Please note, this write up was written when the Department of Homeland Security was still just an office. I've taken note of the change and I will fix this write up to reflect the current situation as soon as I can manage some free time.
The Office of Homeland Security was established by
executive order on October 7, 2001, by the 43rd
president of the
United States,
George W. Bush.
The idea to found a National Homeland Security Agency was first proposed in House Resolution 1158 that was introduced on March 21, 2001, but it was not deemed a high priority at the time and it remained in committee. With the terrorist attacks of
September 11, 2001, however, President Bush was convinced that such an Office was needed immediately. Bush appointed former republican governor of
Pennsylvania,
Tom Ridge to be the Secretary of the Office of Homeland Security.
Despite being a
Cabinet-level position, the director of the Office of Homeland Security will not need
Senate confirmation and the office will be based within the
White House, giving the secretary unprecedented access to the president. The secretary would serve as an assistant to the President, not as an agency chief.

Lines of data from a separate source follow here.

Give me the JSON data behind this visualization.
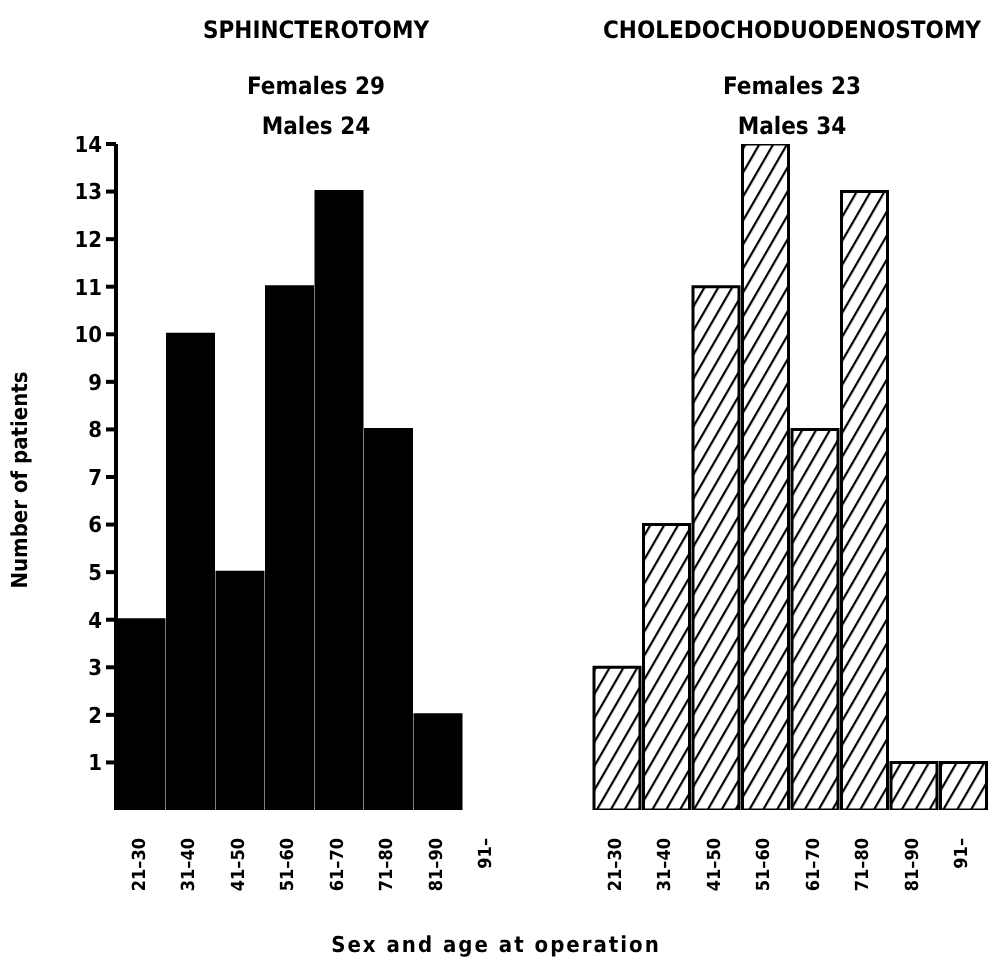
{
  "chart_data": [
    {
      "type": "bar",
      "title": "SPHINCTEROTOMY",
      "annotations": [
        "Females 29",
        "Males 24"
      ],
      "xlabel": "Sex and age at operation",
      "ylabel": "Number of patients",
      "categories": [
        "21–30",
        "31–40",
        "41–50",
        "51–60",
        "61–70",
        "71–80",
        "81–90",
        "91–"
      ],
      "values": [
        4,
        10,
        5,
        11,
        13,
        8,
        2,
        0
      ],
      "color": "#000000",
      "ylim": [
        0,
        14
      ],
      "yticks": [
        1,
        2,
        3,
        4,
        5,
        6,
        7,
        8,
        9,
        10,
        11,
        12,
        13,
        14
      ]
    },
    {
      "type": "bar",
      "title": "CHOLEDOCHODUODENOSTOMY",
      "annotations": [
        "Females 23",
        "Males 34"
      ],
      "categories": [
        "21–30",
        "31–40",
        "41–50",
        "51–60",
        "61–70",
        "71–80",
        "81–90",
        "91–"
      ],
      "values": [
        3,
        6,
        11,
        14,
        8,
        13,
        1,
        1
      ],
      "color": "#000000",
      "ylim": [
        0,
        14
      ],
      "yticks": [
        1,
        2,
        3,
        4,
        5,
        6,
        7,
        8,
        9,
        10,
        11,
        12,
        13,
        14
      ],
      "tick_labels": "x"
    }
  ]
}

The new Office is a sort of super-agency that must coordinate and streamline the activities of federal, state, and local law enforcement authorities. A variety of agencies have been brought under the Office’s wide umbrella, including the Immigration and Naturalization Service(
INS), the
Border Patrol, the Drug Enforcement Agency(
DEA), the
Customs Service, the
Department of Justice, the
U.S. Marshals Service, the
Department of Defense, the
National Guard, the Federal Bureau of Investigation(
FBI), the Federal Emergency Management Agency(
FEMA), the government’s intelligence community, as well as others. The new Office will hope to bring and end to agency rivalries and turf battles that have often kept one part of the government ignorant about the activities of other departments, creating vulnerabilities that
terrorists can exploit.
The Office’s primary mission will be to walk the fine line between achieving greater
security at home while at the same time preserving the
civil liberties guaranteed in the U.S.
Constitution. In his address to a
joint session of congress on September 20, 2001, Bush stated that the Office’s mission was to, “lead, oversee, and coordinate a national strategy to safeguard our country against terrorism and respond to any attacks that come.”
The very creation of the Office of Homeland Security has caused a great deal of controversy. There are some that believe that Bush is taking advantage of the
September 11, 2001 attacks to consolidate presidential power. Others fear that the new Office will intentionally or incidentally erode
civil liberties in the name of security. What role the Office of Homeland Security will play now and how it may evolve in the future is yet to be seen.